With as much connection as that between baseball and science education, I can't imagine how anyone could find the topic boring. What if we handled learning like they handle baseball? PR people work long hours to find and keep alive the connection between humans and the all-American sport. It is done through advertising and promotion, such as designing T-shirts, caps, bobble-heads, and the like. Then we, because we want to be connected to our team, pay large sums of money to collect the trinkets.

What if we did that for learning - for science education? What if someone designed T-shirts and caps, and created bobble-heads of our favorite teachers? Would that make the public love us even more? Probably not. But what a wonderful world it would be if we had pendants hanging from street lights at the beginning of the school year...if bands would come out, announcing the start of another opportunity to learn.

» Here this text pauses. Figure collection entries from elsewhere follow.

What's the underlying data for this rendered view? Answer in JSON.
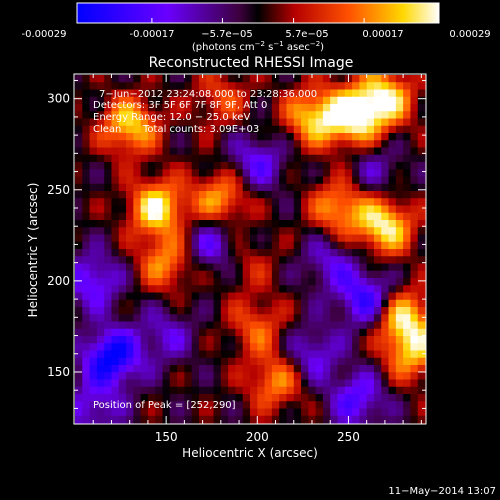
{
  "colorbar": {
    "tick_labels": [
      "-0.00029",
      "-0.00017",
      "−5.7e−05",
      "5.7e−05",
      "0.00017",
      "0.00029"
    ],
    "unit_prefix": "(photons cm",
    "unit_exp1": "−2",
    "unit_mid": " s",
    "unit_exp2": "−1",
    "unit_mid2": " asec",
    "unit_exp3": "−2",
    "unit_suffix": ")"
  },
  "image_info": {
    "time_line": "7−Jun−2012 23:24:08.000 to 23:28:36.000",
    "detectors_line": "Detectors: 3F 5F 6F 7F 8F 9F, Att 0",
    "energy_line": "Energy Range: 12.0 − 25.0 keV",
    "clean_label": "Clean",
    "counts_line": "Total counts: 3.09E+03",
    "peak_line": "Position of Peak = [252,290]"
  },
  "footer": {
    "date_stamp": "11−May−2014 13:07"
  },
  "chart_data": {
    "type": "heatmap",
    "title": "Reconstructed RHESSI Image",
    "xlabel": "Heliocentric X (arcsec)",
    "ylabel": "Heliocentric Y (arcsec)",
    "xlim": [
      100,
      292
    ],
    "ylim": [
      122,
      313
    ],
    "xticks": [
      150,
      200,
      250
    ],
    "yticks": [
      150,
      200,
      250,
      300
    ],
    "x_tick_labels": [
      "150",
      "200",
      "250"
    ],
    "y_tick_labels": [
      "150",
      "200",
      "250",
      "300"
    ],
    "clim": [
      -0.00029,
      0.00029
    ],
    "peak": [
      252,
      290
    ],
    "grid_cols": 48,
    "grid_rows": 48,
    "seed_blobs": [
      {
        "x": 130,
        "y": 285,
        "v": 0.00024
      },
      {
        "x": 145,
        "y": 240,
        "v": 0.00027
      },
      {
        "x": 180,
        "y": 245,
        "v": 0.0002
      },
      {
        "x": 230,
        "y": 290,
        "v": 0.00022
      },
      {
        "x": 252,
        "y": 290,
        "v": 0.00029
      },
      {
        "x": 270,
        "y": 300,
        "v": 0.00026
      },
      {
        "x": 270,
        "y": 230,
        "v": 0.00027
      },
      {
        "x": 245,
        "y": 240,
        "v": 0.0002
      },
      {
        "x": 150,
        "y": 210,
        "v": 0.00018
      },
      {
        "x": 200,
        "y": 175,
        "v": 0.00014
      },
      {
        "x": 280,
        "y": 180,
        "v": 0.00025
      },
      {
        "x": 285,
        "y": 160,
        "v": 0.0002
      },
      {
        "x": 210,
        "y": 145,
        "v": 0.00018
      },
      {
        "x": 180,
        "y": 300,
        "v": 0.00012
      },
      {
        "x": 120,
        "y": 158,
        "v": -0.00029
      },
      {
        "x": 110,
        "y": 200,
        "v": -0.00018
      },
      {
        "x": 175,
        "y": 220,
        "v": -0.00016
      },
      {
        "x": 200,
        "y": 265,
        "v": -0.00016
      },
      {
        "x": 240,
        "y": 210,
        "v": -0.00013
      },
      {
        "x": 260,
        "y": 190,
        "v": -0.00022
      },
      {
        "x": 255,
        "y": 135,
        "v": -0.00018
      },
      {
        "x": 150,
        "y": 170,
        "v": -0.00012
      },
      {
        "x": 265,
        "y": 260,
        "v": -0.0001
      },
      {
        "x": 110,
        "y": 130,
        "v": -0.00014
      },
      {
        "x": 230,
        "y": 160,
        "v": -0.00015
      },
      {
        "x": 195,
        "y": 210,
        "v": 8e-05
      }
    ]
  }
}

And I bet we wouldn't have to have any more bake sales to raise money for supplies - if we had PR people creating trinkets for us.

3 comments:

Anonymous said...

I enjoyed your blog very much and agree that pumping up our educational process would be money, time, and energy well spent. We all need to see the good in what we are investing in.

Alicia said...

You know all those sites that sell the "nerdy" math and science t-shirts (I'm a fan by of them by the way)...well, I think it should be required that a portion of their sales go directly to math/science education. They're getting rich off of our trinkets! :)

Renee' H. said...

I agree but it should be with ELA, of course, instead of Science.